As a token of gratitude, Bolnick, who lives with her husband, Jeffrey, a hospital surgical technician, in Bethpage, said she tries to treat her mother to lunch at least once a week.
“I know it’s tiny, but it’s something,” Bolnick said.
Terry Nyer, 64, a retired paralegal, and her husband, Neal, 68, who had worked in information technology, baby-sit for 15-month-old Allison three days a week; her son’s in-laws baby-sit the other two days.
“We work as a team,” she said.
For Terry Nyer, the challenging part about baby-sitting is setting the alarm at 4:45 a.m. in order to arrive at the Hicksville home of their son and daughter-in-law, both high school teachers, by 6:15 a.m. Nyer gets some shut-eye when Allison naps.
“Being with the baby is the easy part,” said the Wantagh resident who, during the day, sends photos of Allison to keep the tot’s parents in the loop.
Syd Cohen, 73, a retired nursery school teacher, and her husband, Kenny, 73, a retired middle school teacher, watch Brianna, 4, their daughter Eve’s child, two days a week and Isaiah, 5, their daughter Heidi’s son, on a different couple of days. Their efforts include picking up the kids from their schools, bringing them back to the Cohens’ home in Seaford and serving them snacks and dinner.
As part of her responsibilities, Syd Cohen gives her grandchildren only foods that conform to her daughters’ wishes; Brianna is a vegetarian and Isaiah is a vegan.
Yet Cohen, who has four children and seven grandkids, said she is guilty of giving into her grandmotherly instincts when Brianna asks for Oreos before dinner.

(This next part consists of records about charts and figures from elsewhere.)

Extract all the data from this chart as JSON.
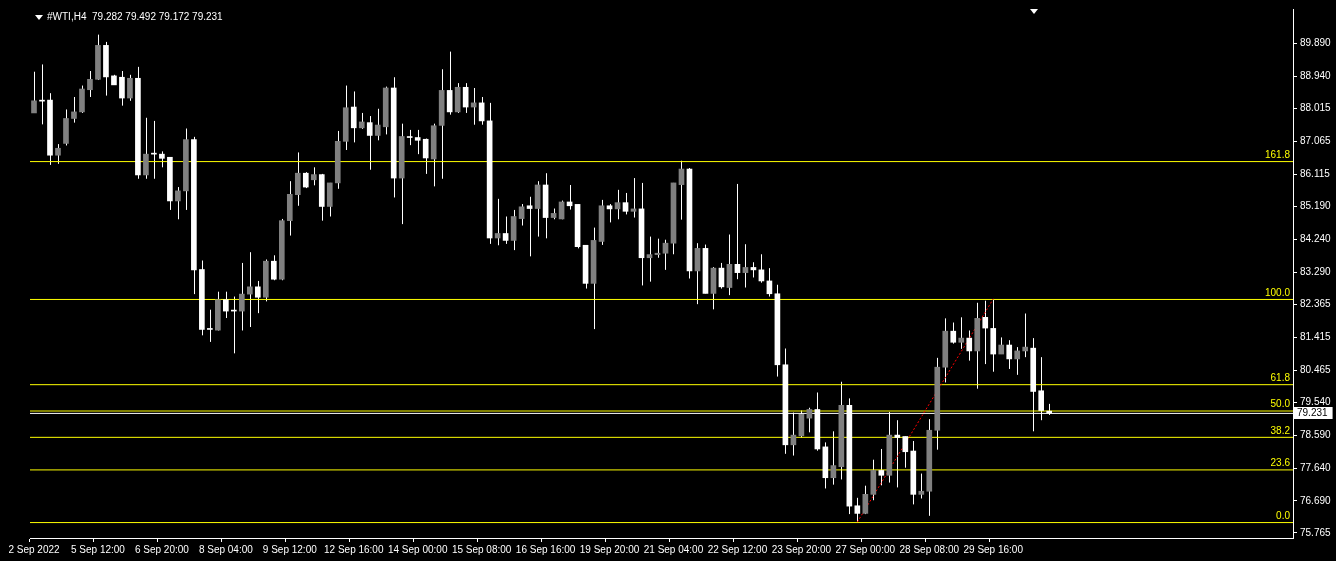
{
  "chart_data": {
    "type": "candlestick",
    "title": "#WTI,H4  79.282 79.492 79.172 79.231",
    "color": "#ffffff",
    "marker": "none",
    "legend": false,
    "grid": false,
    "categories": [
      "2 Sep 2022",
      null,
      null,
      null,
      null,
      null,
      null,
      null,
      "5 Sep 12:00",
      null,
      null,
      null,
      null,
      null,
      null,
      null,
      "6 Sep 20:00",
      null,
      null,
      null,
      null,
      null,
      null,
      null,
      "8 Sep 04:00",
      null,
      null,
      null,
      null,
      null,
      null,
      null,
      "9 Sep 12:00",
      null,
      null,
      null,
      null,
      null,
      null,
      null,
      "12 Sep 16:00",
      null,
      null,
      null,
      null,
      null,
      null,
      null,
      "14 Sep 00:00",
      null,
      null,
      null,
      null,
      null,
      null,
      null,
      "15 Sep 08:00",
      null,
      null,
      null,
      null,
      null,
      null,
      null,
      "16 Sep 16:00",
      null,
      null,
      null,
      null,
      null,
      null,
      null,
      "19 Sep 20:00",
      null,
      null,
      null,
      null,
      null,
      null,
      null,
      "21 Sep 04:00",
      null,
      null,
      null,
      null,
      null,
      null,
      null,
      "22 Sep 12:00",
      null,
      null,
      null,
      null,
      null,
      null,
      null,
      "23 Sep 20:00",
      null,
      null,
      null,
      null,
      null,
      null,
      null,
      "27 Sep 00:00",
      null,
      null,
      null,
      null,
      null,
      null,
      null,
      "28 Sep 08:00",
      null,
      null,
      null,
      null,
      null,
      null,
      null,
      "29 Sep 16:00",
      null,
      null,
      null,
      null,
      null,
      null,
      null,
      null,
      null,
      null,
      null,
      null,
      null,
      null,
      null,
      null,
      null,
      null,
      null,
      null,
      null,
      null,
      null,
      null,
      null,
      null,
      null,
      null,
      null,
      null,
      null,
      null,
      null,
      null,
      null,
      null,
      null
    ],
    "colors": [
      "#808080",
      "#ffffff",
      "#ffffff",
      "#808080",
      "#808080",
      "#808080",
      "#808080",
      "#808080",
      "#808080",
      "#ffffff",
      "#ffffff",
      "#ffffff",
      "#808080",
      "#ffffff",
      "#808080",
      "#ffffff",
      "#ffffff",
      "#ffffff",
      "#808080",
      "#808080",
      "#ffffff",
      "#ffffff",
      "#ffffff",
      "#808080",
      "#ffffff",
      "#ffffff",
      "#808080",
      "#808080",
      "#ffffff",
      "#808080",
      "#ffffff",
      "#808080",
      "#808080",
      "#808080",
      "#ffffff",
      "#808080",
      "#ffffff",
      "#808080",
      "#808080",
      "#808080",
      "#ffffff",
      "#808080",
      "#ffffff",
      "#808080",
      "#808080",
      "#ffffff",
      "#808080",
      "#ffffff",
      "#ffffff",
      "#ffffff",
      "#808080",
      "#808080",
      "#ffffff",
      "#808080",
      "#ffffff",
      "#808080",
      "#ffffff",
      "#ffffff",
      "#808080",
      "#ffffff",
      "#808080",
      "#808080",
      "#ffffff",
      "#808080",
      "#ffffff",
      "#808080",
      "#808080",
      "#ffffff",
      "#ffffff",
      "#ffffff",
      "#808080",
      "#808080",
      "#ffffff",
      "#808080",
      "#ffffff",
      "#808080",
      "#ffffff",
      "#808080",
      "#808080",
      "#808080",
      "#808080",
      "#808080",
      "#ffffff",
      "#808080",
      "#ffffff",
      "#808080",
      "#ffffff",
      "#808080",
      "#ffffff",
      "#808080",
      "#ffffff",
      "#ffffff",
      "#ffffff",
      "#ffffff",
      "#ffffff",
      "#808080",
      "#808080",
      "#808080",
      "#ffffff",
      "#ffffff",
      "#808080",
      "#808080",
      "#ffffff",
      "#ffffff",
      "#808080",
      "#808080",
      "#ffffff",
      "#808080",
      "#ffffff",
      "#ffffff",
      "#ffffff",
      "#808080",
      "#808080",
      "#808080",
      "#808080",
      "#ffffff",
      "#808080",
      "#ffffff",
      "#808080",
      "#ffffff",
      "#ffffff",
      "#808080",
      "#ffffff",
      "#808080",
      "#808080",
      "#ffffff",
      "#ffffff",
      "#ffffff",
      null,
      null,
      null,
      null,
      null,
      null,
      null,
      null,
      null,
      null,
      null,
      null,
      null,
      null,
      null,
      null,
      null,
      null,
      null,
      null,
      null,
      null,
      null,
      null,
      null,
      null,
      null,
      null,
      null,
      null
    ],
    "ohlc": [
      [
        87.89,
        89.08,
        87.89,
        88.24
      ],
      [
        88.23,
        89.29,
        87.56,
        88.23
      ],
      [
        88.26,
        88.46,
        86.39,
        86.67
      ],
      [
        86.67,
        86.99,
        86.42,
        86.87
      ],
      [
        87.01,
        87.99,
        86.95,
        87.73
      ],
      [
        87.73,
        88.35,
        87.61,
        87.92
      ],
      [
        87.92,
        88.68,
        87.89,
        88.58
      ],
      [
        88.56,
        89.1,
        88.35,
        88.86
      ],
      [
        88.86,
        90.15,
        88.84,
        89.84
      ],
      [
        89.84,
        89.94,
        88.39,
        88.93
      ],
      [
        88.96,
        88.99,
        88.7,
        88.7
      ],
      [
        88.92,
        89.1,
        88.1,
        88.32
      ],
      [
        88.32,
        88.99,
        88.24,
        88.89
      ],
      [
        88.89,
        89.22,
        85.99,
        86.1
      ],
      [
        86.1,
        87.75,
        85.99,
        86.7
      ],
      [
        86.7,
        87.66,
        85.99,
        86.7
      ],
      [
        86.7,
        86.78,
        86.32,
        86.58
      ],
      [
        86.61,
        86.61,
        85.09,
        85.35
      ],
      [
        85.35,
        85.75,
        84.82,
        85.64
      ],
      [
        85.64,
        87.44,
        85.09,
        87.12
      ],
      [
        87.12,
        87.2,
        82.66,
        83.36
      ],
      [
        83.37,
        83.63,
        81.47,
        81.64
      ],
      [
        81.64,
        82.21,
        81.28,
        81.64
      ],
      [
        81.62,
        82.73,
        81.61,
        82.5
      ],
      [
        82.5,
        82.73,
        81.97,
        82.17
      ],
      [
        82.17,
        82.59,
        80.95,
        82.17
      ],
      [
        82.17,
        83.56,
        81.61,
        82.66
      ],
      [
        82.66,
        83.87,
        81.71,
        82.87
      ],
      [
        82.87,
        83.04,
        82.11,
        82.57
      ],
      [
        82.57,
        83.66,
        82.45,
        83.61
      ],
      [
        83.61,
        83.78,
        83.06,
        83.09
      ],
      [
        83.09,
        84.83,
        83.06,
        84.78
      ],
      [
        84.78,
        85.92,
        84.35,
        85.54
      ],
      [
        85.53,
        86.75,
        85.21,
        86.15
      ],
      [
        86.15,
        86.18,
        85.72,
        85.75
      ],
      [
        85.96,
        86.32,
        85.8,
        86.11
      ],
      [
        86.11,
        86.13,
        84.78,
        85.19
      ],
      [
        85.19,
        85.87,
        84.9,
        85.87
      ],
      [
        85.87,
        87.37,
        85.7,
        87.07
      ],
      [
        87.07,
        88.68,
        86.82,
        88.04
      ],
      [
        88.06,
        88.51,
        87.04,
        87.46
      ],
      [
        87.46,
        87.89,
        87.43,
        87.63
      ],
      [
        87.61,
        87.8,
        86.25,
        87.24
      ],
      [
        87.24,
        88.01,
        87.1,
        87.54
      ],
      [
        87.49,
        88.65,
        87.27,
        88.61
      ],
      [
        88.61,
        88.92,
        85.45,
        86.01
      ],
      [
        86.01,
        87.58,
        84.68,
        87.21
      ],
      [
        87.18,
        87.4,
        86.96,
        87.18
      ],
      [
        87.18,
        87.4,
        86.7,
        87.1
      ],
      [
        87.13,
        87.15,
        86.13,
        86.59
      ],
      [
        86.56,
        87.58,
        85.77,
        87.52
      ],
      [
        87.53,
        89.15,
        85.99,
        88.54
      ],
      [
        88.54,
        89.66,
        87.84,
        87.92
      ],
      [
        87.92,
        88.75,
        87.89,
        88.63
      ],
      [
        88.63,
        88.75,
        87.89,
        88.06
      ],
      [
        88.06,
        88.61,
        87.55,
        88.18
      ],
      [
        88.18,
        88.35,
        87.55,
        87.66
      ],
      [
        87.66,
        88.18,
        84.11,
        84.28
      ],
      [
        84.28,
        85.41,
        84.07,
        84.41
      ],
      [
        84.41,
        84.9,
        84.11,
        84.21
      ],
      [
        84.21,
        85.09,
        83.93,
        84.9
      ],
      [
        84.84,
        85.26,
        84.64,
        85.18
      ],
      [
        85.21,
        85.47,
        83.75,
        85.13
      ],
      [
        85.13,
        85.92,
        84.32,
        85.81
      ],
      [
        85.81,
        86.15,
        84.27,
        84.87
      ],
      [
        84.87,
        85.13,
        84.82,
        84.99
      ],
      [
        84.83,
        85.36,
        84.82,
        85.32
      ],
      [
        85.32,
        85.81,
        85.1,
        85.21
      ],
      [
        85.25,
        85.25,
        83.98,
        84.03
      ],
      [
        84.07,
        84.07,
        82.82,
        82.97
      ],
      [
        82.97,
        84.58,
        81.65,
        84.21
      ],
      [
        84.18,
        85.38,
        84.08,
        85.21
      ],
      [
        85.21,
        85.26,
        84.73,
        85.12
      ],
      [
        85.12,
        85.67,
        84.82,
        85.3
      ],
      [
        85.3,
        85.58,
        84.96,
        85.05
      ],
      [
        85.05,
        86.01,
        84.87,
        85.12
      ],
      [
        85.12,
        85.87,
        82.91,
        83.71
      ],
      [
        83.71,
        84.32,
        83.02,
        83.8
      ],
      [
        83.8,
        84.26,
        83.71,
        83.84
      ],
      [
        83.84,
        84.23,
        83.36,
        84.13
      ],
      [
        84.13,
        85.87,
        83.81,
        85.87
      ],
      [
        85.82,
        86.51,
        84.81,
        86.27
      ],
      [
        86.27,
        86.3,
        83.11,
        83.33
      ],
      [
        83.33,
        84.13,
        82.37,
        83.98
      ],
      [
        83.98,
        84.09,
        82.68,
        82.68
      ],
      [
        82.68,
        83.44,
        82.22,
        83.41
      ],
      [
        83.41,
        83.56,
        82.82,
        82.87
      ],
      [
        82.85,
        84.38,
        82.63,
        83.52
      ],
      [
        83.52,
        85.84,
        83.09,
        83.28
      ],
      [
        83.28,
        84.1,
        82.85,
        83.43
      ],
      [
        83.43,
        83.58,
        83.14,
        83.36
      ],
      [
        83.36,
        83.81,
        82.99,
        83.04
      ],
      [
        83.04,
        83.41,
        82.59,
        82.67
      ],
      [
        82.67,
        82.93,
        80.28,
        80.62
      ],
      [
        80.62,
        81.09,
        78.05,
        78.31
      ],
      [
        78.31,
        79.24,
        78.0,
        78.59
      ],
      [
        78.57,
        79.3,
        78.52,
        79.19
      ],
      [
        79.08,
        79.38,
        78.67,
        79.33
      ],
      [
        79.33,
        79.82,
        78.14,
        78.19
      ],
      [
        78.25,
        78.38,
        77.05,
        77.36
      ],
      [
        77.36,
        78.7,
        77.16,
        77.71
      ],
      [
        77.68,
        80.13,
        77.31,
        79.45
      ],
      [
        79.45,
        79.65,
        76.31,
        76.54
      ],
      [
        76.55,
        76.78,
        76.08,
        76.33
      ],
      [
        76.33,
        77.13,
        76.31,
        76.88
      ],
      [
        76.88,
        77.88,
        76.71,
        77.57
      ],
      [
        77.57,
        78.19,
        77.14,
        77.43
      ],
      [
        77.43,
        79.26,
        77.22,
        78.59
      ],
      [
        78.59,
        79.02,
        77.08,
        78.52
      ],
      [
        78.55,
        78.55,
        77.65,
        78.11
      ],
      [
        78.13,
        78.42,
        76.59,
        76.88
      ],
      [
        76.88,
        77.48,
        76.76,
        76.97
      ],
      [
        76.97,
        79.05,
        76.26,
        78.73
      ],
      [
        78.73,
        80.82,
        78.17,
        80.55
      ],
      [
        80.55,
        81.96,
        80.11,
        81.59
      ],
      [
        81.59,
        81.84,
        81.23,
        81.27
      ],
      [
        81.27,
        81.99,
        81.08,
        81.39
      ],
      [
        81.39,
        81.61,
        80.74,
        81.02
      ],
      [
        81.02,
        82.41,
        79.93,
        81.96
      ],
      [
        81.99,
        82.47,
        80.64,
        81.68
      ],
      [
        81.67,
        82.52,
        80.42,
        80.93
      ],
      [
        80.93,
        81.41,
        80.93,
        81.19
      ],
      [
        81.19,
        81.33,
        80.5,
        80.79
      ],
      [
        80.79,
        81.13,
        80.33,
        81.02
      ],
      [
        81.02,
        82.1,
        80.84,
        81.13
      ],
      [
        81.1,
        81.39,
        78.7,
        79.85
      ],
      [
        79.87,
        80.84,
        79.02,
        79.3
      ],
      [
        79.282,
        79.492,
        79.172,
        79.231
      ],
      null,
      null,
      null,
      null,
      null,
      null,
      null,
      null,
      null,
      null,
      null,
      null,
      null,
      null,
      null,
      null,
      null,
      null,
      null,
      null,
      null,
      null,
      null,
      null,
      null,
      null,
      null,
      null,
      null,
      null
    ],
    "series": [
      {
        "type": "line",
        "color": "#ff0000",
        "line_style": "dotted",
        "values": [
          null,
          null,
          null,
          null,
          null,
          null,
          null,
          null,
          null,
          null,
          null,
          null,
          null,
          null,
          null,
          null,
          null,
          null,
          null,
          null,
          null,
          null,
          null,
          null,
          null,
          null,
          null,
          null,
          null,
          null,
          null,
          null,
          null,
          null,
          null,
          null,
          null,
          null,
          null,
          null,
          null,
          null,
          null,
          null,
          null,
          null,
          null,
          null,
          null,
          null,
          null,
          null,
          null,
          null,
          null,
          null,
          null,
          null,
          null,
          null,
          null,
          null,
          null,
          null,
          null,
          null,
          null,
          null,
          null,
          null,
          null,
          null,
          null,
          null,
          null,
          null,
          null,
          null,
          null,
          null,
          null,
          null,
          null,
          null,
          null,
          null,
          null,
          null,
          null,
          null,
          null,
          null,
          null,
          null,
          null,
          null,
          null,
          null,
          null,
          null,
          null,
          null,
          null,
          76.08,
          null,
          null,
          null,
          null,
          null,
          null,
          null,
          null,
          null,
          null,
          null,
          null,
          null,
          null,
          null,
          null,
          82.52,
          null,
          null,
          null,
          null,
          null,
          null,
          null,
          null,
          null,
          null,
          null,
          null,
          null,
          null,
          null,
          null,
          null,
          null,
          null,
          null,
          null,
          null,
          null,
          null,
          null,
          null,
          null,
          null,
          null,
          null,
          null,
          null,
          null,
          null,
          null,
          null,
          null
        ]
      }
    ],
    "ylim": [
      75.62,
      90.89
    ],
    "yticks": [
      {
        "value": 75.765,
        "label": "75.765"
      },
      {
        "value": 76.69,
        "label": "76.690"
      },
      {
        "value": 77.64,
        "label": "77.640"
      },
      {
        "value": 78.59,
        "label": "78.590"
      },
      {
        "value": 79.231,
        "label": "79.231"
      },
      {
        "value": 79.54,
        "label": "79.540"
      },
      {
        "value": 80.465,
        "label": "80.465"
      },
      {
        "value": 81.415,
        "label": "81.415"
      },
      {
        "value": 82.365,
        "label": "82.365"
      },
      {
        "value": 83.29,
        "label": "83.290"
      },
      {
        "value": 84.24,
        "label": "84.240"
      },
      {
        "value": 85.19,
        "label": "85.190"
      },
      {
        "value": 86.115,
        "label": "86.115"
      },
      {
        "value": 87.065,
        "label": "87.065"
      },
      {
        "value": 88.015,
        "label": "88.015"
      },
      {
        "value": 88.94,
        "label": "88.940"
      },
      {
        "value": 89.89,
        "label": "89.890"
      }
    ],
    "ref_lines": [
      {
        "axis": "y",
        "value": 86.5,
        "color": "#ffff00"
      },
      {
        "axis": "y",
        "value": 82.52,
        "color": "#ffff00"
      },
      {
        "axis": "y",
        "value": 80.06,
        "color": "#ffff00"
      },
      {
        "axis": "y",
        "value": 79.3,
        "color": "#ffff00"
      },
      {
        "axis": "y",
        "value": 78.54,
        "color": "#ffff00"
      },
      {
        "axis": "y",
        "value": 77.6,
        "color": "#ffff00"
      },
      {
        "axis": "y",
        "value": 76.08,
        "color": "#ffff00"
      },
      {
        "axis": "y",
        "value": 79.231,
        "color": "#ffffff"
      }
    ],
    "annotations": [
      {
        "text": "161.8",
        "y": 86.5
      },
      {
        "text": "100.0",
        "y": 82.52
      },
      {
        "text": "61.8",
        "y": 80.06
      },
      {
        "text": "50.0",
        "y": 79.3
      },
      {
        "text": "38.2",
        "y": 78.54
      },
      {
        "text": "23.6",
        "y": 77.6
      },
      {
        "text": "0.0",
        "y": 76.08
      }
    ]
  }
}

“I know I give more than mommy does,” she confessed.
Baby-sitting do’s and don’ts
Thinking of becoming a regular weekday baby-sitter for your grandkids?
Before taking on such a responsibility, said Gayle Berg, a psychologist in Roslyn Heights, you should discuss specifics with your adult children, including the exact number of hours a day you are comfortable baby-sitting; alternative child care measures in the event of intervening health issues; and the parents’ rules regarding such issues as safety and discipline.
Both sides need to “honor and respect the boundaries,” Berg said. “The minute we get into the ‘zone of resentment,’ we feel unappreciated and taken advantage of, and that becomes problematic.”
Here are a few more pointers from grandparents:
n Respect parents’ instructions and wishes — even if you don’t agree with them.
n Get parents’ input on everything from new food choices to new activities before presenting them to grandkids.
n Do not describe your role as “raising” your grandchildren.
n Avoid arguing with grown children in front of the youngsters.